Data-Driven Battery Health Prognosis Using Adaptive Brownian Motion Model

Degradation dynamics modeling and health prognosis play extremely important roles in system prognostics and health management. Wiener process-based degradation models and remaining useful life (RUL) prediction methods have the advantage of high flexibility and efficiency, with features such as Brownian motion with drift and scale parameters. They can also quantify prediction uncertainty through inverse Gaussian distribution. However, prior studies use offline-identified model parameters, which can result in difficulties in both model adaptability and health prognosis. To improve the performance of Wiener process models, this article proposes a new data-driven Brownian motion model that utilizes the adaptive extended Kalman filter (AEKF) parameter identification method. The proposed model can update model parameters online and adapt to uncertain degradation operations. This data-driven method has the flexibility and efficiency of Brownian motion models but avoids their shortcomings in model adaptability and health prognosis.

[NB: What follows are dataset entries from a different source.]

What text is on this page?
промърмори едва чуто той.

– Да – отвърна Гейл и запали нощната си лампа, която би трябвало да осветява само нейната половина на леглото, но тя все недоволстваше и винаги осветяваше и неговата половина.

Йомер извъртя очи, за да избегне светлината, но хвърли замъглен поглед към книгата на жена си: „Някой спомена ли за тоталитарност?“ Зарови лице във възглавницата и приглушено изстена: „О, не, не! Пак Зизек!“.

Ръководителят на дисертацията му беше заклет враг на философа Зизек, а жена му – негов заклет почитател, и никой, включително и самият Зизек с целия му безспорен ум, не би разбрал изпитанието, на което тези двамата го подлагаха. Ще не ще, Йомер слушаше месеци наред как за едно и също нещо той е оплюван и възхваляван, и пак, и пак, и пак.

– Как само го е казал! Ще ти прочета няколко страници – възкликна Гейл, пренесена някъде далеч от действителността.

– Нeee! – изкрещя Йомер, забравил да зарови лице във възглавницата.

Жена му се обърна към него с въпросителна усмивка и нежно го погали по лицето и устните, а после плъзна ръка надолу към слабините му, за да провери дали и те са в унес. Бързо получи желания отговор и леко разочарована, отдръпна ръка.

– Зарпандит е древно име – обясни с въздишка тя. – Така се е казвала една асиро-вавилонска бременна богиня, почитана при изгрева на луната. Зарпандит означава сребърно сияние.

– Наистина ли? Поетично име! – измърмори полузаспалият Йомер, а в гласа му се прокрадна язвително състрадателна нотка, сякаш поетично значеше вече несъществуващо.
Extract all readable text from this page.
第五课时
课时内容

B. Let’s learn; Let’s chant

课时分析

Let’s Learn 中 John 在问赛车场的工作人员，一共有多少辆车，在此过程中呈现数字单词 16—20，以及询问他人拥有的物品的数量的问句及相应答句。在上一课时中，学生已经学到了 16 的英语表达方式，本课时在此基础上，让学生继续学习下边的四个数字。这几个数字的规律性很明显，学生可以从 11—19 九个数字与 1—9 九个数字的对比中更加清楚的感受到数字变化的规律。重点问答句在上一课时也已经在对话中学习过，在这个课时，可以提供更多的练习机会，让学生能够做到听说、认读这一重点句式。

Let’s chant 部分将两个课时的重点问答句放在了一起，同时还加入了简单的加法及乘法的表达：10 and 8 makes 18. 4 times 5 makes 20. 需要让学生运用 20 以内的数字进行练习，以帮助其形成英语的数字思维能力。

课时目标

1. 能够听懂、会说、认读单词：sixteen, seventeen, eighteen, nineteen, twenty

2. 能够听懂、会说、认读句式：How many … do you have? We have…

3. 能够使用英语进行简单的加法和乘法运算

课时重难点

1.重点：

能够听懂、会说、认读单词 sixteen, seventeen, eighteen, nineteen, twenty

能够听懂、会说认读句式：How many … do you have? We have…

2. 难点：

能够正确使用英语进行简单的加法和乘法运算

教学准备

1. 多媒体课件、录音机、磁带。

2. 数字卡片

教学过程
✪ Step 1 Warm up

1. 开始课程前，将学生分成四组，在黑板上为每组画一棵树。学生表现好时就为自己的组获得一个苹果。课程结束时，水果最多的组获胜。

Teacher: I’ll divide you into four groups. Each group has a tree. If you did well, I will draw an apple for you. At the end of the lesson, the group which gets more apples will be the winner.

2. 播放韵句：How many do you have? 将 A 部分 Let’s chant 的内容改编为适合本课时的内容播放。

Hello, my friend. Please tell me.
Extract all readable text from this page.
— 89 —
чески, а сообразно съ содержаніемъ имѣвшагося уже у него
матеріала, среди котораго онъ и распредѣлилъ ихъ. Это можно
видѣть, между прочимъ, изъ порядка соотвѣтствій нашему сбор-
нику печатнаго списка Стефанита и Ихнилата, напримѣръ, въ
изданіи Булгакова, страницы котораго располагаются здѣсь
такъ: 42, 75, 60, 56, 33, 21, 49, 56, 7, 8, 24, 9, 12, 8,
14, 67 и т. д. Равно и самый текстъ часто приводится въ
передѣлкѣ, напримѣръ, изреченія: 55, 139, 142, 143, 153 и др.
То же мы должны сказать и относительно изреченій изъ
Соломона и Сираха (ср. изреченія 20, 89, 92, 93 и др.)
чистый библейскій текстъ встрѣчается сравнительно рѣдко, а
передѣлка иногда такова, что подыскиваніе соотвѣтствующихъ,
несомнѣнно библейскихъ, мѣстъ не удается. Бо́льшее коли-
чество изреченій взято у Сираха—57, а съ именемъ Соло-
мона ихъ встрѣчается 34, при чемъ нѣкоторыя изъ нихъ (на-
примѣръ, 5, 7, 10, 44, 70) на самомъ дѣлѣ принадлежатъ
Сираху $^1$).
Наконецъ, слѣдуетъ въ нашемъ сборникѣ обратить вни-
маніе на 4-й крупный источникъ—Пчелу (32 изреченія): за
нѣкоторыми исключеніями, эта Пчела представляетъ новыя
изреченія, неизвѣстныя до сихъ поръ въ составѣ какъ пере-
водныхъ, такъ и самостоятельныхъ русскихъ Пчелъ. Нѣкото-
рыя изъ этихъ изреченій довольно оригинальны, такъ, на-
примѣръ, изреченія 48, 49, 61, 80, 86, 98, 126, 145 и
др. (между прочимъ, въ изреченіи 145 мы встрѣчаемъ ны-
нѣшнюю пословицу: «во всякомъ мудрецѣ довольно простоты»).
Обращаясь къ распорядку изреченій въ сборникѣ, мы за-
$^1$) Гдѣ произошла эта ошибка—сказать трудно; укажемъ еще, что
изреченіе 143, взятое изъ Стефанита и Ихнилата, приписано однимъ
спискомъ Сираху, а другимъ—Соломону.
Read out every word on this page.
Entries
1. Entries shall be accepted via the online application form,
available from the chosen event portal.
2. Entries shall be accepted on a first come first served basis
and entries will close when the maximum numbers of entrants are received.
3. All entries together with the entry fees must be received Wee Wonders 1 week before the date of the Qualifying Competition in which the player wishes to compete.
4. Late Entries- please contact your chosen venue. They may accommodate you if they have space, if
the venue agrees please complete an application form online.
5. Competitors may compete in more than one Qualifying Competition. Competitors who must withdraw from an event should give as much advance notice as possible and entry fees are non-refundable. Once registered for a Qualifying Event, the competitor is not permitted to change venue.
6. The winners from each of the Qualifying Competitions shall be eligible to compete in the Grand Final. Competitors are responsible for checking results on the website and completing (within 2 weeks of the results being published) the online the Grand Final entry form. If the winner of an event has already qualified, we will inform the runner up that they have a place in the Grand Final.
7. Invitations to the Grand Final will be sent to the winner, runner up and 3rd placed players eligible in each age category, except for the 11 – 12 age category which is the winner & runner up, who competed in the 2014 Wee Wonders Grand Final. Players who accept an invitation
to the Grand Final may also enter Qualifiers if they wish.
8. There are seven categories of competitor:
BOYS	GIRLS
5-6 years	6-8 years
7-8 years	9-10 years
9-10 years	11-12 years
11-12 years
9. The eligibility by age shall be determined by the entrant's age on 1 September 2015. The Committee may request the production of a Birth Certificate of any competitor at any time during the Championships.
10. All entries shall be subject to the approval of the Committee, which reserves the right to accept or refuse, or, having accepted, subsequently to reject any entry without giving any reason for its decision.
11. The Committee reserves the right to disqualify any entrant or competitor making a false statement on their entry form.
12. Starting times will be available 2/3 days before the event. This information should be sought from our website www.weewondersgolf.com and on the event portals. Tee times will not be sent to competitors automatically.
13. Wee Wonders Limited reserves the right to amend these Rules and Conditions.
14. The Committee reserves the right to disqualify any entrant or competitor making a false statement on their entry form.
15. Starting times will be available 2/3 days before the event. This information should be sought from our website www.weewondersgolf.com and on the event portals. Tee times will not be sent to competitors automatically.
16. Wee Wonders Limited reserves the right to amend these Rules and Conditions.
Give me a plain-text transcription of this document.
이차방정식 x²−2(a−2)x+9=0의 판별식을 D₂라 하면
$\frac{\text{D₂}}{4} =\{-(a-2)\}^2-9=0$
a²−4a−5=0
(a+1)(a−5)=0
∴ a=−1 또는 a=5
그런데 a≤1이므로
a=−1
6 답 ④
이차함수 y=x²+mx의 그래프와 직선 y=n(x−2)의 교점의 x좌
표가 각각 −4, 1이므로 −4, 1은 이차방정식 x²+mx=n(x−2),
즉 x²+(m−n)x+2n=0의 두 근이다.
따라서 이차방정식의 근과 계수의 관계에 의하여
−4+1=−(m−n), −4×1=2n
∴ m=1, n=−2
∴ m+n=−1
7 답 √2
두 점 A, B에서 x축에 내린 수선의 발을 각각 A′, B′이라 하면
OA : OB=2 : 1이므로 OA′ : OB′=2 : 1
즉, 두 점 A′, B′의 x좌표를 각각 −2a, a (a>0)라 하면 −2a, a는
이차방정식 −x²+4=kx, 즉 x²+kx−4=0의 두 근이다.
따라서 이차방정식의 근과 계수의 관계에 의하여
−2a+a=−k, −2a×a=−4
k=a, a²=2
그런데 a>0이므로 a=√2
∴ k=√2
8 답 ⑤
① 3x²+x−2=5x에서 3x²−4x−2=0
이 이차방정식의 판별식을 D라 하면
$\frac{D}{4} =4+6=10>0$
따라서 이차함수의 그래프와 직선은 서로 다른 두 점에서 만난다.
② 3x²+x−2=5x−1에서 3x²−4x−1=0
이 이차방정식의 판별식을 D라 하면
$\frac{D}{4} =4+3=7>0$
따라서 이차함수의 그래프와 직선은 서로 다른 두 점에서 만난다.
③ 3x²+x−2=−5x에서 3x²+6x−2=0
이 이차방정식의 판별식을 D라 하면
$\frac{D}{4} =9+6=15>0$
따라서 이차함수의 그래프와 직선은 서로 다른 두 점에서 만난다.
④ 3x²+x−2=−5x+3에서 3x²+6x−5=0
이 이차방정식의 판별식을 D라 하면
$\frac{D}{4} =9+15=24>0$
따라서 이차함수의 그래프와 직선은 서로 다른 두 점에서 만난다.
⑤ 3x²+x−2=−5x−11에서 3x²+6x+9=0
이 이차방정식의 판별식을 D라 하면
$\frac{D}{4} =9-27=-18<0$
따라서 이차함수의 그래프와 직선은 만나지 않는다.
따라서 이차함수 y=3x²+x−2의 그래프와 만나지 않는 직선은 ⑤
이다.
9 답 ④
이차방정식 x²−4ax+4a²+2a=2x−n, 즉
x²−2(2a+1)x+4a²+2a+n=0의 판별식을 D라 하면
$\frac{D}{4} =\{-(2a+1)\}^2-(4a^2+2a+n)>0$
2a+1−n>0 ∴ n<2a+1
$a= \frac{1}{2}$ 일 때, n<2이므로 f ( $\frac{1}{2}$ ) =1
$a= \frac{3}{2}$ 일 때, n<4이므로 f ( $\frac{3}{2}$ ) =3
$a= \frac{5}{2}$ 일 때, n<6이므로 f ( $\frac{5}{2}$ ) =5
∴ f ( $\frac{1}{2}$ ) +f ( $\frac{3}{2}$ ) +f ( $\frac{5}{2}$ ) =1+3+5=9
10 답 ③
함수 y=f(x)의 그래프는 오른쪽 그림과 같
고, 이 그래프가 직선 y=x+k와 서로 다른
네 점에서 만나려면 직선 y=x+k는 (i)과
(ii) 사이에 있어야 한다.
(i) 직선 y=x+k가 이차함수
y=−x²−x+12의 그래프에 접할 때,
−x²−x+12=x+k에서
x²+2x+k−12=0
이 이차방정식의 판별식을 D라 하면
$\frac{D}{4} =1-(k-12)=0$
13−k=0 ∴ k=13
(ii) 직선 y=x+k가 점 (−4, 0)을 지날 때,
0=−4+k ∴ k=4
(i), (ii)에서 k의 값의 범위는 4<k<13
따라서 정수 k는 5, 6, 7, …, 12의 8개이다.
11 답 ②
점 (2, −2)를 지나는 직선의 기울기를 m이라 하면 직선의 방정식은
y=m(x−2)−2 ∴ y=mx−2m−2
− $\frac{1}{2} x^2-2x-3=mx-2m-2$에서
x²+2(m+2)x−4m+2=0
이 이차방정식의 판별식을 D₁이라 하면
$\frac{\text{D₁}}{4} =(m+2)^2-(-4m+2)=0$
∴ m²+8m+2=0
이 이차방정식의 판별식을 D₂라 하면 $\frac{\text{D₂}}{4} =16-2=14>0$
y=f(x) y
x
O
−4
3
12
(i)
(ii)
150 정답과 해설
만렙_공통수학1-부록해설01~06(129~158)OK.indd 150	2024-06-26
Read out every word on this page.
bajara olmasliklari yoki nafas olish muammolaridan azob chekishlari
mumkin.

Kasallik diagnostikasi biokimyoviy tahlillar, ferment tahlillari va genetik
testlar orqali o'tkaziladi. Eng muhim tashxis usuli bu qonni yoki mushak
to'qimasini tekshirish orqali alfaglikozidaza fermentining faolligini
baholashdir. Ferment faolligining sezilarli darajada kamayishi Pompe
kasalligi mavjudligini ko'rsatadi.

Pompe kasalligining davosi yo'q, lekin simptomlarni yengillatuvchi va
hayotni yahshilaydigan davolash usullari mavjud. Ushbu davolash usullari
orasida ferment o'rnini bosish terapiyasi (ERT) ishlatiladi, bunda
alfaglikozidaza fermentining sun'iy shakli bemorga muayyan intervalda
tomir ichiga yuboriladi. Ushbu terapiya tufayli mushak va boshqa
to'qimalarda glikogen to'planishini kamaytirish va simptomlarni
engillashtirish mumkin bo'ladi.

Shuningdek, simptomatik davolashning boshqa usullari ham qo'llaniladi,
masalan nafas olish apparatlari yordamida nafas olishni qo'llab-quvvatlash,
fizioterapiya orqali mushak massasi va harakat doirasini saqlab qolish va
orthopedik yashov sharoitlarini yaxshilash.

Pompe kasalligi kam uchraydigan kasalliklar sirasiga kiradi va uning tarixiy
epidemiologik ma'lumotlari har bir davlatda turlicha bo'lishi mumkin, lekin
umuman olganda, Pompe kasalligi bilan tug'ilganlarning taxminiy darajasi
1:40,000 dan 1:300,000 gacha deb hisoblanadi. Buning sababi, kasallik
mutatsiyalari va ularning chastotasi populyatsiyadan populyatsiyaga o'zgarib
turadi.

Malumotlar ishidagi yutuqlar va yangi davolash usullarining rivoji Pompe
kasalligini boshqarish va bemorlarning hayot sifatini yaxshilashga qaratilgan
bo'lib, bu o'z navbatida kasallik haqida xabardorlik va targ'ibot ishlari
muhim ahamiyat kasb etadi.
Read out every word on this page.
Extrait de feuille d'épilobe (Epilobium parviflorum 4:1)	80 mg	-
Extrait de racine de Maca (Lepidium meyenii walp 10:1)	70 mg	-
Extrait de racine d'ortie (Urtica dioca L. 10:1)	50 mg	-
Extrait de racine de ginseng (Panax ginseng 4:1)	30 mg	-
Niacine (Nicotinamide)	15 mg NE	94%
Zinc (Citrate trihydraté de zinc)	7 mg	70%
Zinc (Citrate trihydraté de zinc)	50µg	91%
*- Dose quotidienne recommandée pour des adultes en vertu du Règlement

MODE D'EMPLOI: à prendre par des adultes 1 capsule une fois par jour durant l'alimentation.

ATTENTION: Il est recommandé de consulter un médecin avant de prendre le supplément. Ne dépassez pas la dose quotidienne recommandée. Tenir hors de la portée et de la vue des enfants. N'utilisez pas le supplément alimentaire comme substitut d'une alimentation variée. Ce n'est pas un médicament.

The model parameters and drift parameter are online estimated based on AEKF using limited historical system measurements. The effectiveness of the proposed data-driven framework in degradation modeling and RUL prediction is evaluated through simulations and experimental results on lithium-ion battery degradation data. The results show that the proposed approach has significant accuracy and robustness for both model adaptability and RUL prediction.